Enchanted chalk-pit! from thy lonely tower
Signor Gellini,[[3]] amidst flames of fire,
Glides on the single rope, by magic power,
When Chiarini Cocoa-nuts retire;[[4]]
And as it darker grows, in every bower
Soft whispered nothings—tales of love, transpire—
All this for sixpence! Can such misers be!
Who'd grudge that sum, sweet Rosherville, to thee?
Yes, Gravesend! to thy shrimps my memory clings,
And to that loved one—would I could forget her!—
Who tied in double knots my heart's young strings;
Dating from Parrock Street each scented letter,
But flew from me, one day, on fancy's wings,
All for another gent as she loved better;
And left me lonely, in a dark dilemma,
On Windmill Hill, to warble "Faithless Emma."[[5]]
But as, in La Sonnambula, the man
In love sings, "Still so gently o'er me stealing,"
Although I combat with it all I can,
I find that "memory will bring back the feeling."
But love, at any time, lasts but a span;
And so, in "spite of all my grief revealing,"
I will revisit Rosherville's domain,
And drown in "tea with cresses"[[6]] all my pain.
[1]. Nathan, Lord Rosherville, and Baron of Kennington, has been immortalized in Punch. His Terpsichorean ingenuity is remarkable. Perhaps his "Polka Hornpipe, in chain armour and handcuffs," is his most remarkable dance.

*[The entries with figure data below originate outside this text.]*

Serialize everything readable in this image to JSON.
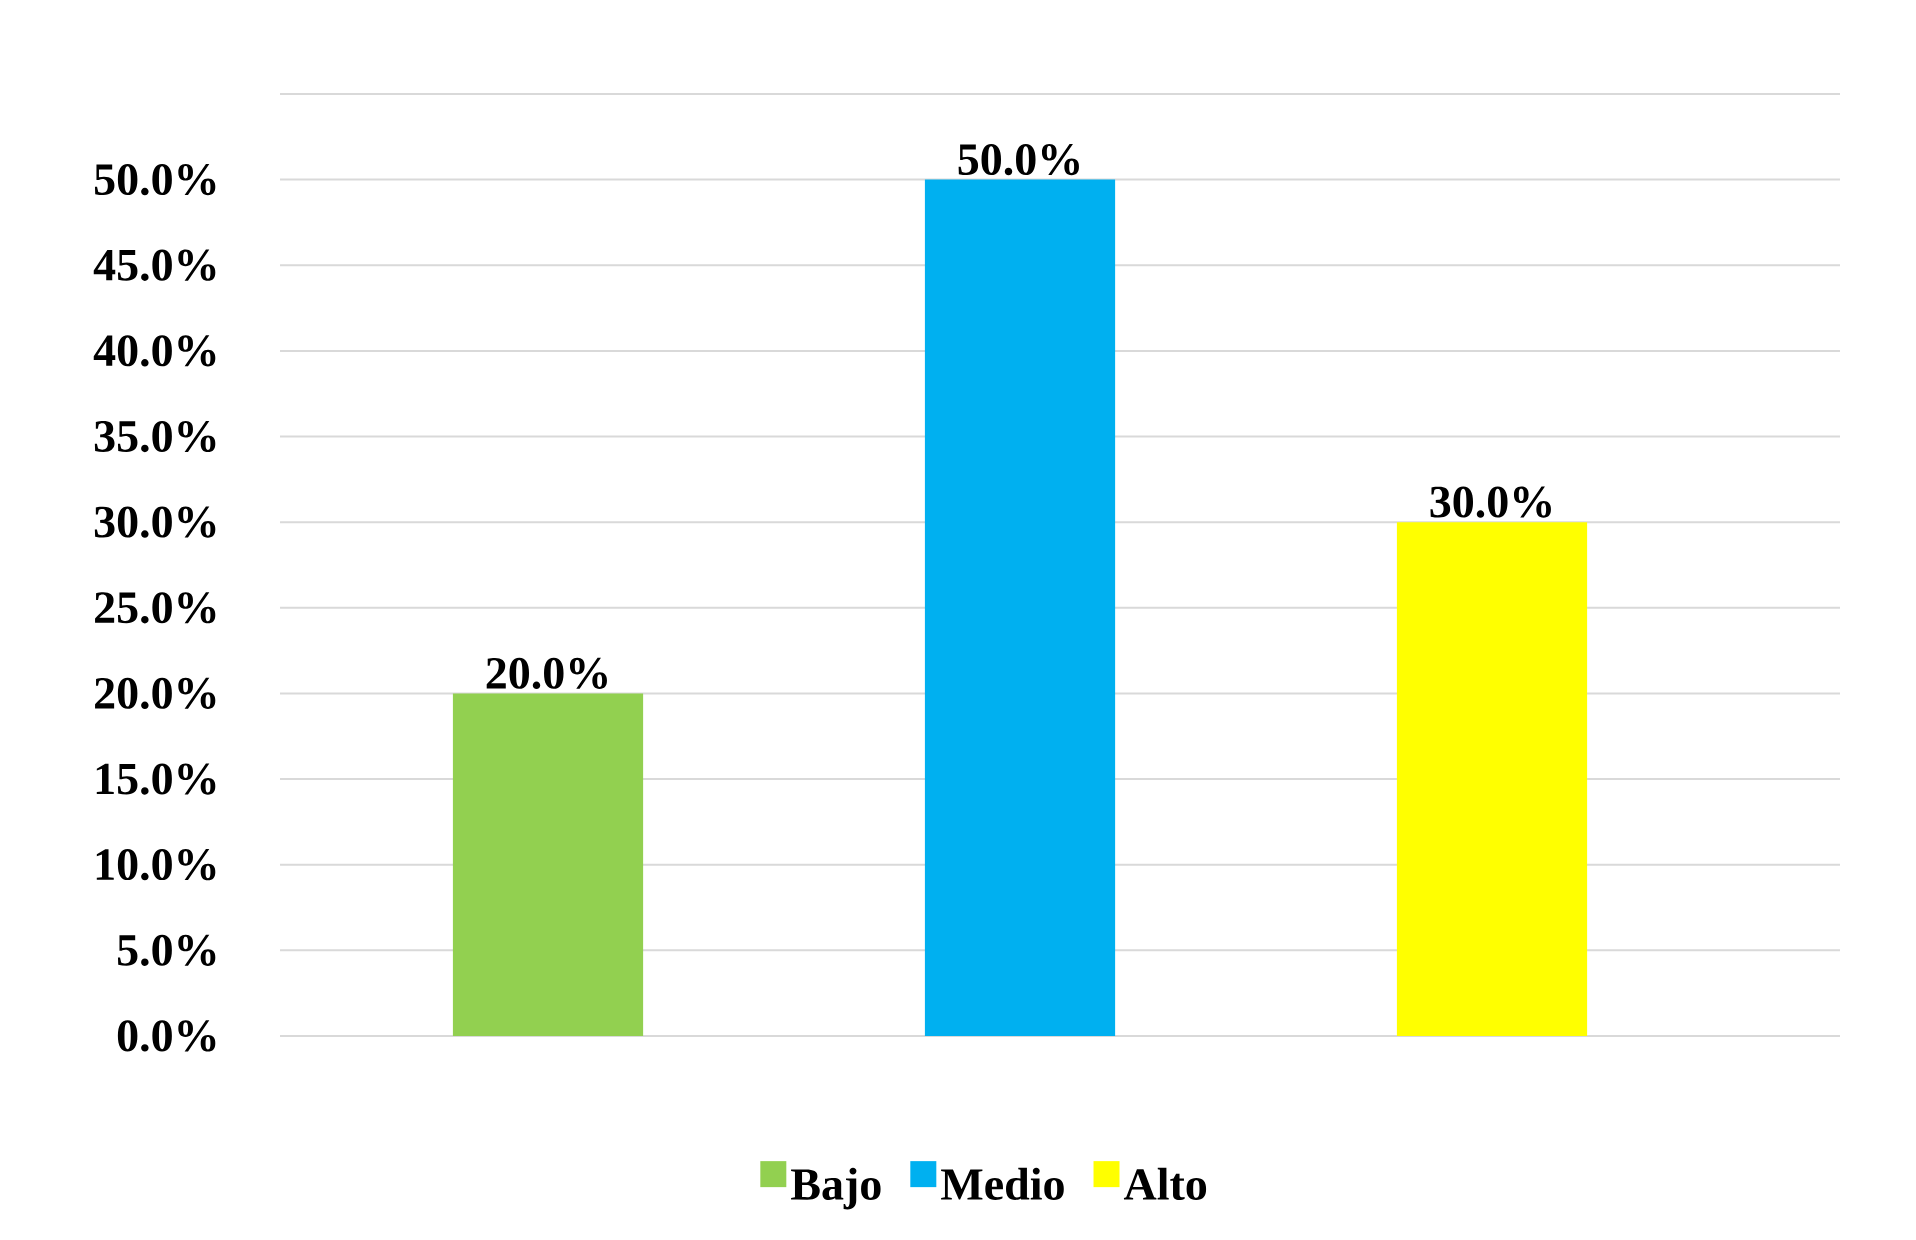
{
  "chart_data": {
    "type": "bar",
    "categories": [
      null,
      null,
      null
    ],
    "series": [
      {
        "name": "Bajo",
        "color": "#92d050",
        "values": [
          20,
          null,
          null
        ],
        "value_labels": [
          "20.0%",
          null,
          null
        ]
      },
      {
        "name": "Medio",
        "color": "#00b0f0",
        "values": [
          null,
          50,
          null
        ],
        "value_labels": [
          null,
          "50.0%",
          null
        ]
      },
      {
        "name": "Alto",
        "color": "#ffff00",
        "values": [
          null,
          null,
          30
        ],
        "value_labels": [
          null,
          null,
          "30.0%"
        ]
      }
    ],
    "ylim": [
      0,
      55
    ],
    "yticks": [
      {
        "value": 0,
        "label": "0.0%"
      },
      {
        "value": 5,
        "label": "5.0%"
      },
      {
        "value": 10,
        "label": "10.0%"
      },
      {
        "value": 15,
        "label": "15.0%"
      },
      {
        "value": 20,
        "label": "20.0%"
      },
      {
        "value": 25,
        "label": "25.0%"
      },
      {
        "value": 30,
        "label": "30.0%"
      },
      {
        "value": 35,
        "label": "35.0%"
      },
      {
        "value": 40,
        "label": "40.0%"
      },
      {
        "value": 45,
        "label": "45.0%"
      },
      {
        "value": 50,
        "label": "50.0%"
      },
      {
        "value": 55,
        "label": null
      }
    ],
    "grid": "y",
    "legend": "bottom"
  }
}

[2]. "The Albert Tell of straw."—This work of art is an appropriate mark for the archers to shoot at. It is a species of cross-breed between Guy Fawkes and a bee-hive.
[3]. "Signor Gellini, amidst," &c.—This accomplished foreigner, amongst other acquirements, speaks English equal to any native.
[4]. "When Chiarini Cocoa-nuts," &c.—The Chiarini family are a race of animated castanets; and their evident self-satisfaction at this cocoa dance has originated the saying of being "nuts" on anything.
[5]. Flirtations of all kinds thrive at Rosherville and Gravesend, "which it is well beknown," as Mrs. Gamp would say.
[6]. "Tea with cresses," or "Tea with shrimps," each at ninepence, forms the staple meal of Gravesend. The tea is usually the "strong rough congou," at three-and-four. One trial will prove the fact.